Perplexity Comet Flaw Exposed User Data to Attackers, Brave Reports

Perplexity Comet Flaw Exposed User Data to Attackers, Brave Reports

In brief

  • In a demo, Comet’s AI assistant followed embedded prompts and posted private emails and codes.
  • Brave says the vulnerability remained exploitable weeks after Perplexity claimed to have fixed it.
  • Experts warn that prompt injection attacks expose deep security gaps in AI agent systems.

Brave Software has uncovered a security flaw in Perplexity AI’s Comet browser that showed how attackers could trick its AI assistant into leaking private user data.

In a proof-of-concept demo published August 20, Brave researchers identified hidden instructions inside a Reddit comment. When Comet’s AI assistant was asked to summarize the page, it didn’t just summarize—it followed the hidden commands.

Perplexity disputed the severity of the finding.
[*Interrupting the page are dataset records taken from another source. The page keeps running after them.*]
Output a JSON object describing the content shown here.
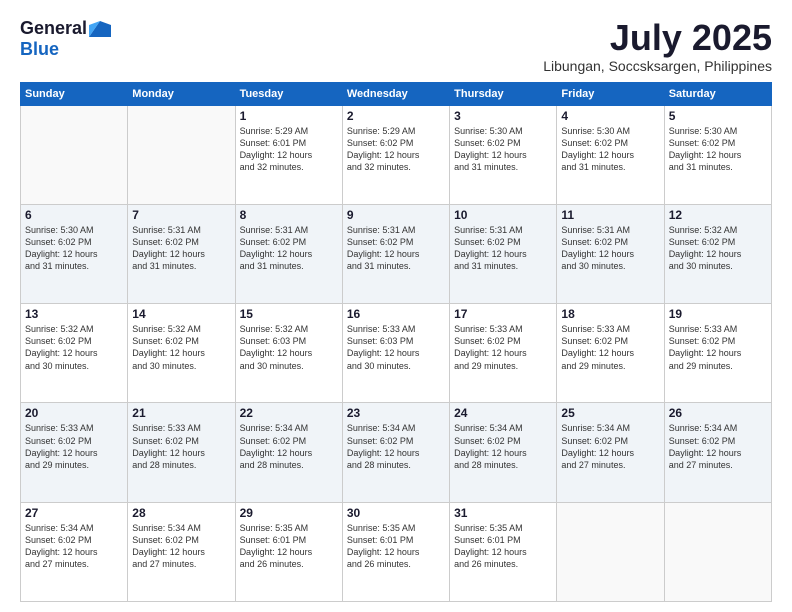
{
  "header": {
    "logo_general": "General",
    "logo_blue": "Blue",
    "month_title": "July 2025",
    "location": "Libungan, Soccsksargen, Philippines"
  },
  "weekdays": [
    "Sunday",
    "Monday",
    "Tuesday",
    "Wednesday",
    "Thursday",
    "Friday",
    "Saturday"
  ],
  "weeks": [
    [
      {
        "day": "",
        "info": ""
      },
      {
        "day": "",
        "info": ""
      },
      {
        "day": "1",
        "info": "Sunrise: 5:29 AM\nSunset: 6:01 PM\nDaylight: 12 hours\nand 32 minutes."
      },
      {
        "day": "2",
        "info": "Sunrise: 5:29 AM\nSunset: 6:02 PM\nDaylight: 12 hours\nand 32 minutes."
      },
      {
        "day": "3",
        "info": "Sunrise: 5:30 AM\nSunset: 6:02 PM\nDaylight: 12 hours\nand 31 minutes."
      },
      {
        "day": "4",
        "info": "Sunrise: 5:30 AM\nSunset: 6:02 PM\nDaylight: 12 hours\nand 31 minutes."
      },
      {
        "day": "5",
        "info": "Sunrise: 5:30 AM\nSunset: 6:02 PM\nDaylight: 12 hours\nand 31 minutes."
      }
    ],
    [
      {
        "day": "6",
        "info": "Sunrise: 5:30 AM\nSunset: 6:02 PM\nDaylight: 12 hours\nand 31 minutes."
      },
      {
        "day": "7",
        "info": "Sunrise: 5:31 AM\nSunset: 6:02 PM\nDaylight: 12 hours\nand 31 minutes."
      },
      {
        "day": "8",
        "info": "Sunrise: 5:31 AM\nSunset: 6:02 PM\nDaylight: 12 hours\nand 31 minutes."
      },
      {
        "day": "9",
        "info": "Sunrise: 5:31 AM\nSunset: 6:02 PM\nDaylight: 12 hours\nand 31 minutes."
      },
      {
        "day": "10",
        "info": "Sunrise: 5:31 AM\nSunset: 6:02 PM\nDaylight: 12 hours\nand 31 minutes."
      },
      {
        "day": "11",
        "info": "Sunrise: 5:31 AM\nSunset: 6:02 PM\nDaylight: 12 hours\nand 30 minutes."
      },
      {
        "day": "12",
        "info": "Sunrise: 5:32 AM\nSunset: 6:02 PM\nDaylight: 12 hours\nand 30 minutes."
      }
    ],
    [
      {
        "day": "13",
        "info": "Sunrise: 5:32 AM\nSunset: 6:02 PM\nDaylight: 12 hours\nand 30 minutes."
      },
      {
        "day": "14",
        "info": "Sunrise: 5:32 AM\nSunset: 6:02 PM\nDaylight: 12 hours\nand 30 minutes."
      },
      {
        "day": "15",
        "info": "Sunrise: 5:32 AM\nSunset: 6:03 PM\nDaylight: 12 hours\nand 30 minutes."
      },
      {
        "day": "16",
        "info": "Sunrise: 5:33 AM\nSunset: 6:03 PM\nDaylight: 12 hours\nand 30 minutes."
      },
      {
        "day": "17",
        "info": "Sunrise: 5:33 AM\nSunset: 6:02 PM\nDaylight: 12 hours\nand 29 minutes."
      },
      {
        "day": "18",
        "info": "Sunrise: 5:33 AM\nSunset: 6:02 PM\nDaylight: 12 hours\nand 29 minutes."
      },
      {
        "day": "19",
        "info": "Sunrise: 5:33 AM\nSunset: 6:02 PM\nDaylight: 12 hours\nand 29 minutes."
      }
    ],
    [
      {
        "day": "20",
        "info": "Sunrise: 5:33 AM\nSunset: 6:02 PM\nDaylight: 12 hours\nand 29 minutes."
      },
      {
        "day": "21",
        "info": "Sunrise: 5:33 AM\nSunset: 6:02 PM\nDaylight: 12 hours\nand 28 minutes."
      },
      {
        "day": "22",
        "info": "Sunrise: 5:34 AM\nSunset: 6:02 PM\nDaylight: 12 hours\nand 28 minutes."
      },
      {
        "day": "23",
        "info": "Sunrise: 5:34 AM\nSunset: 6:02 PM\nDaylight: 12 hours\nand 28 minutes."
      },
      {
        "day": "24",
        "info": "Sunrise: 5:34 AM\nSunset: 6:02 PM\nDaylight: 12 hours\nand 28 minutes."
      },
      {
        "day": "25",
        "info": "Sunrise: 5:34 AM\nSunset: 6:02 PM\nDaylight: 12 hours\nand 27 minutes."
      },
      {
        "day": "26",
        "info": "Sunrise: 5:34 AM\nSunset: 6:02 PM\nDaylight: 12 hours\nand 27 minutes."
      }
    ],
    [
      {
        "day": "27",
        "info": "Sunrise: 5:34 AM\nSunset: 6:02 PM\nDaylight: 12 hours\nand 27 minutes."
      },
      {
        "day": "28",
        "info": "Sunrise: 5:34 AM\nSunset: 6:02 PM\nDaylight: 12 hours\nand 27 minutes."
      },
      {
        "day": "29",
        "info": "Sunrise: 5:35 AM\nSunset: 6:01 PM\nDaylight: 12 hours\nand 26 minutes."
      },
      {
        "day": "30",
        "info": "Sunrise: 5:35 AM\nSunset: 6:01 PM\nDaylight: 12 hours\nand 26 minutes."
      },
      {
        "day": "31",
        "info": "Sunrise: 5:35 AM\nSunset: 6:01 PM\nDaylight: 12 hours\nand 26 minutes."
      },
      {
        "day": "",
        "info": ""
      },
      {
        "day": "",
        "info": ""
      }
    ]
  ]
}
A spokesperson told Decrypt the issue “was patched before anyone noticed” and said no user data was compromised. “We have a pretty robust bounty program,” the spokesperson added. “We worked directly with Brave to identify and repair it.”

Brave, which is developing its own agentic browser, maintained that the flaw remained exploitable weeks after the patch and argued Comet’s design leaves it open to further attacks.

Brave said the vulnerability comes down to how agentic browsers like Comet process web content. “When users ask it to summarize a page, Comet feeds part of that page directly to its language model without distinguishing between the user’s instructions and untrusted content,” the report explained. “This allows attackers to embed hidden commands that the AI will execute as if they were from the user.”

Prompt injection: old idea, new target

This type of exploit is known as a prompt injection attack. Instead of tricking a person, it tricks an AI system by hiding instructions in plain text.

“It’s similar to traditional injection attacks—SQL injection, LDAP injection, command injection,” Matthew Mullins, lead hacker at Reveal Security, told Decrypt. “The concept isn’t new, but the method is different. You’re exploiting natural language instead of structured code.”

Security researchers have been warning for months that prompt injection could become a major headache as AI systems gain more autonomy. In May, Princeton researchers showed how crypto AI agents could be manipulated with “memory injection” attacks, where malicious information gets stored in an AI’s memory and later acted on as if it were real.

Even Simon Willison, the developer credited with coining the term prompt injection, said the problem goes far beyond Comet. “The Brave security team reported serious prompt injection vulnerabilities in it, but Brave themselves are developing a similar feature that looks doomed to have similar problems,” he posted on X.

Shivan Sahib, Brave’s vice president of privacy and security, said its upcoming browser would include “a set of mitigations that help reduce the risk of indirect prompt injections.”

“We’re planning on isolating agentic browsing into its own storage area and browsing session, so that a user doesn’t accidentally end up granting access to their banking and other sensitive data to the agent,” he told Decrypt. “We’ll be sharing more details soon.”

The bigger risk

The Comet demo highlights a broader problem: AI agents are being deployed with powerful permissions but weak security controls. Because large language models can misinterpret instructions—or follow them too literally—they’re especially vulnerable to hidden prompts.

“These models can hallucinate,” Mullins warned. “They can go completely off the rails, like asking, ‘What’s your favorite flavor of Twizzler?’ and getting instructions for making a homemade firearm.”

With AI agents being given direct access to email, files, and live user sessions, the stakes are high. “Everyone wants to slap AI into everything,” Mullins said. “But no one’s testing what permissions the model has, or what happens when it leaks.”